Mereka inilah yng bertanggung jawab atas terlaksananya pendidikan atau promosi
kesehatan di institusinya. Kepada para pemimpin atau manajer institusi pelayanan
kesehatan ini diperlukan kegiatan advokasi. Sedangkan bagi para karyawannya
diperlukan pelatihan tentang promosi kesehatan. Beberapa rumah sakit memang
telah mengembangkan unit pendidikan (penyuluhan) tersendiri yang disebut
PKMRS (Penyuluhan/Promosi Kesehatan Masyarakat di Rumah Sakit).

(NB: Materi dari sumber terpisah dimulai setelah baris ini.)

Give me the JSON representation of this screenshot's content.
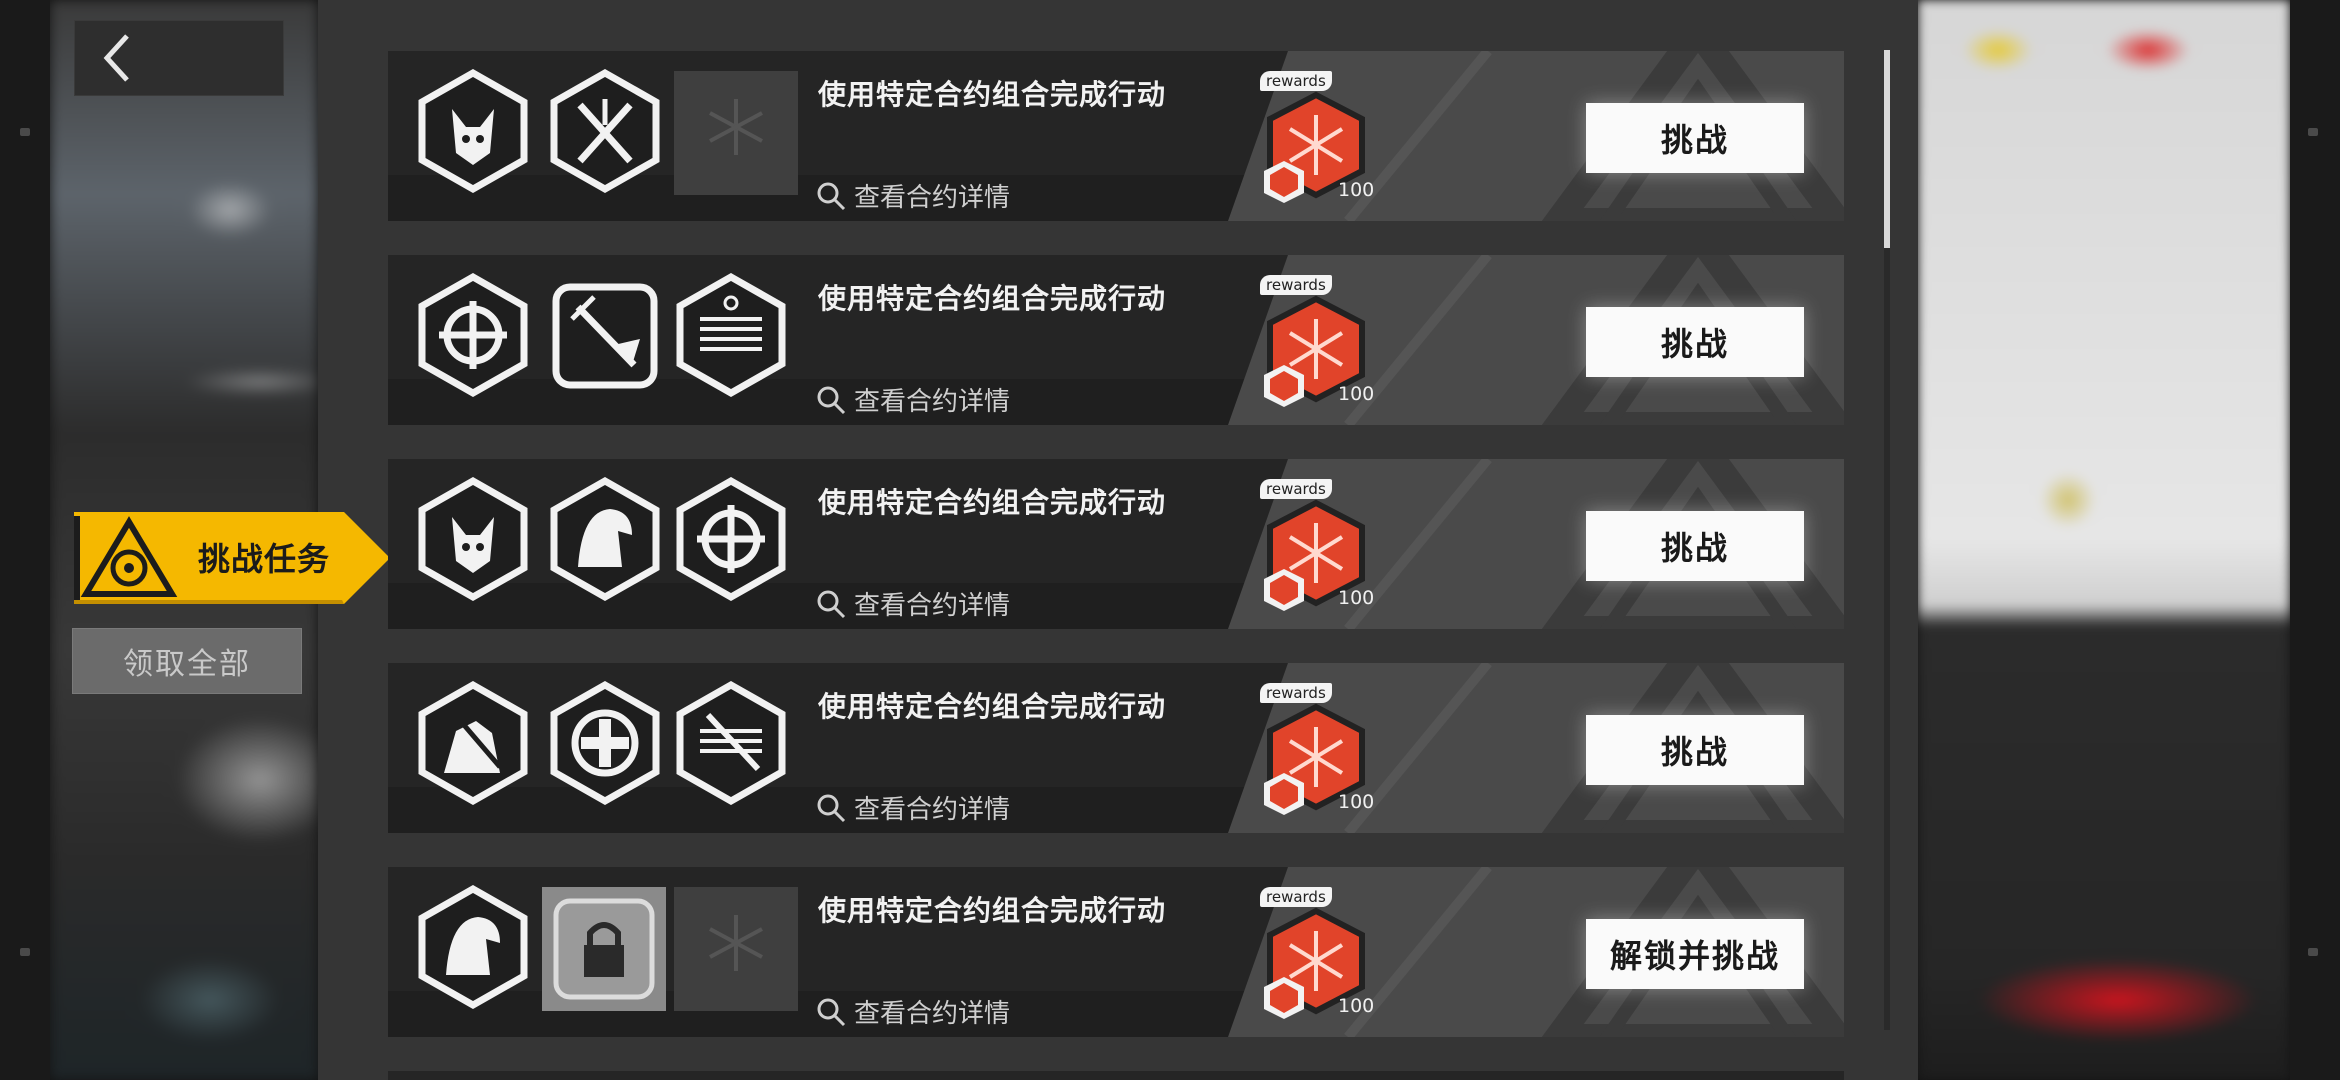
{
  "tab": {
    "label": "挑战任务"
  },
  "claim_all_label": "领取全部",
  "tasks": [
    {
      "title": "使用特定合约组合完成行动",
      "details": "查看合约详情",
      "reward_tag": "rewards",
      "reward_count": "100",
      "button": "挑战",
      "slots": [
        "masked-warrior-icon",
        "crossed-swords-icon",
        "empty-contract-slot"
      ]
    },
    {
      "title": "使用特定合约组合完成行动",
      "details": "查看合约详情",
      "reward_tag": "rewards",
      "reward_count": "100",
      "button": "挑战",
      "slots": [
        "crosshair-icon",
        "sword-dagger-icon",
        "document-contract-icon"
      ]
    },
    {
      "title": "使用特定合约组合完成行动",
      "details": "查看合约详情",
      "reward_tag": "rewards",
      "reward_count": "100",
      "button": "挑战",
      "slots": [
        "masked-warrior-icon",
        "hooded-figure-icon",
        "crosshair-icon"
      ]
    },
    {
      "title": "使用特定合约组合完成行动",
      "details": "查看合约详情",
      "reward_tag": "rewards",
      "reward_count": "100",
      "button": "挑战",
      "slots": [
        "knight-icon",
        "medical-cross-icon",
        "sword-document-icon"
      ]
    },
    {
      "title": "使用特定合约组合完成行动",
      "details": "查看合约详情",
      "reward_tag": "rewards",
      "reward_count": "100",
      "button": "解锁并挑战",
      "slots": [
        "hooded-figure-icon",
        "padlock-icon",
        "empty-contract-slot"
      ]
    }
  ],
  "colors": {
    "accent_yellow": "#f5b800",
    "panel": "#353535",
    "card": "#252525",
    "reward_red": "#e1442a"
  }
}
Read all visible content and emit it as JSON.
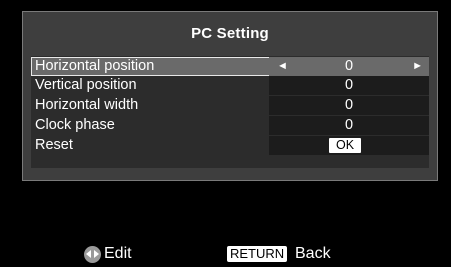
{
  "panel": {
    "title": "PC Setting"
  },
  "rows": [
    {
      "label": "Horizontal position",
      "value": "0"
    },
    {
      "label": "Vertical position",
      "value": "0"
    },
    {
      "label": "Horizontal width",
      "value": "0"
    },
    {
      "label": "Clock phase",
      "value": "0"
    },
    {
      "label": "Reset",
      "value": "OK"
    }
  ],
  "arrows": {
    "left": "◄",
    "right": "►"
  },
  "footer": {
    "edit_icon": "dpad-left-right-icon",
    "edit_label": "Edit",
    "return_key": "RETURN",
    "back_label": "Back"
  },
  "colors": {
    "background": "#000000",
    "panel": "#3e3e3e",
    "selected_row": "#6a6a6a",
    "text": "#ffffff"
  }
}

c.   Ruang Lingkup Berdasarkan Tingkat Pelayanan


Berdasarkan dimensi tingkat pelayanan kesehatan, promosi kesehatan dapat
dilakukan berdasarkan lima tingkat pencegahan (five levels of prevention) dari Leavel
and Clark.
1)  Promosi kesehatan (Health Promotion)
Dalam tingkat ini promosi kesehatan diperlukan misalnya dalam peningkatan gizi,
kebiasaan hidup, perbaikan sanitasi lingkungan, kesehatan perorangan, dan
sebagainya.
2)  Perlindungan Khusus (Spesific Protection)
Dalam program Imunisasi sebagai bentuk pelayanan perlindungan khusus ini, promosi
kesehatan sangat diperlukan terutama di negara-negara berkembang. Hal ini karena
kesadaran masyarakat tentang pentingnya imunisasi sebagai cara perlindungan
terhadap penyakit pada orang dewasa maupun pada anak-anaknya, masih rendah. 
3)  Diagnosis dini dan pengobatan segera (Early Diagnosis and Prompt Treatment)
Dikarenakan rendahnya pengetahuan dan kesadaran masyarakat terhadap kesehatan
dan penyakit, maka penyakit-penyakit yang terjadi di dalam masyarakat sering sulit
terdeteksi. Bahkan kadang-kadang masyarakat sulit atau tidak mau diperiksa dan
diobati penyakitnya. Hal ini akan menyebabkan masyarakat tidak memperoleh
layanan kesehatan yang layak. Oleh sebab itu, promosi kesehatan sangat diperlukan
pada tahap ini. 
4)  Pembatasan Cacat (Disability Limitation)
Kurangnya pengertian dan kesadaran masyarakat tentang kesehatan dan
penyakit, sering mengakibatkan masyarakat tidak melanjutkan pengobatannya sampai
tuntas. Mereka tidak melakukan pemeriksaan dan pengobatan yang komplit terhadap
penyakitnya. Pengobatan yang tidak layak dan sempurna dapat mengakibatkan yang
bersangkutan menjadi cacat atau memiliki ketidakmampuan untuk melakukan sesuatu.
Oleh karena itu promosi kesehatan juga diperlukan pada tahap ini.   
5)  Rehabilitasi (Rehabilitation)
Setelah sembuh dari suatu penyakit tertentu, kadang-kadang orang menjadi
cacat. Untuk memulihkan cacatnya tersebut diperlukan latihan-latihan tertentu. Oleh
karena kurangnya pengertian dan kesadaran orang tersebut, maka ia tidak atau segan
melakukan latihan-latihan yang dianjurkan. Disamping itu orang yang cacat setelah
sembuh dari penyakit, kadang merasa malu untuk kembali ke masyarakat. Sering
terjadi pula masyarakat tidak mau menerima mereka sebagai anggota masyarakat yang
normal. Oleh sebab itu jelas promosi kesehatan diperlukan bukan saja untuk orang
yang cacat tersebut, tetapi juga untuk masyarakat. 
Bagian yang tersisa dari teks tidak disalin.